9-3. 幕開け
運命の中に偶然はない。
人間はある運命に出会う以前に、
自分でそれを作っているのだ。
政治家 ウッドロー・ウィルソン
「プレイボール!」
看守の務める審判が、幕開けのコールをした。澄み切った空気に良く響いて、拍手が巻き起こる。午後一時。囚人たち手製のスコアボードには、まだ何も刻まれていない。
「まさしくタブラ・ラサ、だね」
オズ所長の呟きは、歓声の高熱に熔けていった。
一回の表、囚人服を着てマウンドに上がったのは、マシューだ。三塁側、腕組みのクリスをちらっと見やる。ニューヨークのNとYを組み合わせたマークが縫い付けられたキャップ、そのつばが日差しを遮って、クリスの目は影に隠れている。
だが、間違いなくこっちを見ている、マシューはそう思った。そうでなくては、志願してこの場に立った意味がない。
(見せるんだ、僕もやれるってことを)
その思いが強すぎたのか、一球目の直球は指先に引っかけて、低めに外れた。
いつの間にか、弟とは差がついていた。自分が弟に勝っていたのは、年の差があったから、というだけの話。クリスと体格が変わらなくなると、球速は抜かれ、自慢の変化球も簡単に外野に飛ばされるようになった。自然、野球はやらなくなった。
(結局、そういう偏執なプライドがいけなかったんだ)
なにくそと一層力を込めて二球目を投じたが、ボールはホームベース上に叩きつけられる。
すかさず、サードのケイシーが声を飛ばした。
「おい! マシュー! バッターに集中しろ!」
その喝にマシューはハッとする。そして、キャッチャーのブライアンからは強烈な返球が来た。言わんとすることは、ケイシーと同じだ。
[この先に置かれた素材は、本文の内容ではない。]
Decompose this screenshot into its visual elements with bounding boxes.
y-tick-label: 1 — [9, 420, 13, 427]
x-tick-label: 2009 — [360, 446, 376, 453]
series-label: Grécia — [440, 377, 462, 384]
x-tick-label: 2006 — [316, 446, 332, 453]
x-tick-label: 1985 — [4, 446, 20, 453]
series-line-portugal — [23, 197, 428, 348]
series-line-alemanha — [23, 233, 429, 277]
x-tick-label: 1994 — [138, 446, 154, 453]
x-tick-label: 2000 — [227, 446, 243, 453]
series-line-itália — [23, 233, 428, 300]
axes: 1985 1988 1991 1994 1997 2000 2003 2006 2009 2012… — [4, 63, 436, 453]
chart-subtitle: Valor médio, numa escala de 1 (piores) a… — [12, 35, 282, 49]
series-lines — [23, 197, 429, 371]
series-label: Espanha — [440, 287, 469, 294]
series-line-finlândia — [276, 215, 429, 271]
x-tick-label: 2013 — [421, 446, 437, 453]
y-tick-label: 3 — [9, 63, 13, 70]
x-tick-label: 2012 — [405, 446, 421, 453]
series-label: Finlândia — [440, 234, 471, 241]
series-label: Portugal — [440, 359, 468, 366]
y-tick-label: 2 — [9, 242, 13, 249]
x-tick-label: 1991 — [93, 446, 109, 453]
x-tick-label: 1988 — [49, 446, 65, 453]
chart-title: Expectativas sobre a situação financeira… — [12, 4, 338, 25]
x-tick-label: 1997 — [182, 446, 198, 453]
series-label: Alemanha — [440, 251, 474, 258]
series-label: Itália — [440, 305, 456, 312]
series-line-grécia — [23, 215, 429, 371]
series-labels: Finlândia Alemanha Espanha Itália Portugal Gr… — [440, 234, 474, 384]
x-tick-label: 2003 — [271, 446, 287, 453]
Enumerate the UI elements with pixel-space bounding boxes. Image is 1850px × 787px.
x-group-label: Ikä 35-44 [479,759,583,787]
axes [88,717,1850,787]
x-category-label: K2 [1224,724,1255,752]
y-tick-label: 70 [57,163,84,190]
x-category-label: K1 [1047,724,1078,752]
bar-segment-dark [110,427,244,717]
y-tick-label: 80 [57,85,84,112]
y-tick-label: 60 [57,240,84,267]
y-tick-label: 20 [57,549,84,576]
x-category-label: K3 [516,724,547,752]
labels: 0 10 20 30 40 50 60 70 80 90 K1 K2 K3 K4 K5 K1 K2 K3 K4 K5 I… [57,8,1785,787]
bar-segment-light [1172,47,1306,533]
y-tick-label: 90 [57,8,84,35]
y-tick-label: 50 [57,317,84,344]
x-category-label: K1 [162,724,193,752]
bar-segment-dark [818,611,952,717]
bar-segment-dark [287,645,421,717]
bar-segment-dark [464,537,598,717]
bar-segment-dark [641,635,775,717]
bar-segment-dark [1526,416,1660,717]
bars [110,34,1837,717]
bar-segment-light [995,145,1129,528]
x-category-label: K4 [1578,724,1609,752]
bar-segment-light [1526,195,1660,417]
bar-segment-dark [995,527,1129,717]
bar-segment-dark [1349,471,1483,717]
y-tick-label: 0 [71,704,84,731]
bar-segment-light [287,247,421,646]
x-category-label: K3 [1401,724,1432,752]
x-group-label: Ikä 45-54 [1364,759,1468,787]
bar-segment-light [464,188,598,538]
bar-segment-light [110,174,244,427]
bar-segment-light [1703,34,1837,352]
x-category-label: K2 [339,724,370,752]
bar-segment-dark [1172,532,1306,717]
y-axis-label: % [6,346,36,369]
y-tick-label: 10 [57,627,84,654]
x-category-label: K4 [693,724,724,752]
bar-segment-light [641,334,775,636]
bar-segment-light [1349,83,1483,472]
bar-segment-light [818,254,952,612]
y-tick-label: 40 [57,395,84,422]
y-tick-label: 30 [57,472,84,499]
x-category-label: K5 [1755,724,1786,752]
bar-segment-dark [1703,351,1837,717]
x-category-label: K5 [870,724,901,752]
(また僕は同じ失敗を……。自分のプライドばかり気にして、思い切れてなかった)
傲岸不遜な態度で自分を守ってきたマシューにとって、共和国リーグ優勝決定戦でのケイシーとの対戦は、その殻を破る絶好のチャンスだったのだ。今までだったら、意地でも逃げ道を探して、結局マウンドには上がらなかっただろう。あの時も、その気になればできたはずだ。そうしなかったのは、心のどこかに自分と決別したい気持ちがあったから、であり、ケイシーの姿に闘争心を掻き立てられたからであった。だから、結果ホームランを打たれはしても、むしろ清々しい気分になれたのだ。
(やるべきことは、本気で、全力で、自力で勝負だろ)
振り切った右腕は左の脇腹を叩き、右足は土を蹴った。マシューの目線は球の行く先を追わなかったが、審判のコールを聞かずとも、ミットが立てる音が全てを証明している。ど真ん中の、ストライクだ。
「よし! ナイスボール!」
ケイシーは自然と声を上げた。歓声というのはグラウンドにいると聞こえないものだ。外野のクーニーたちまで、その声は届いた。
「ビビんな、突っ込め!」
元気印のジョーを皮切りに、バックが盛り立てる。そうなればもう、向かうところ敵なし、気圧されるのはバッターの方だ。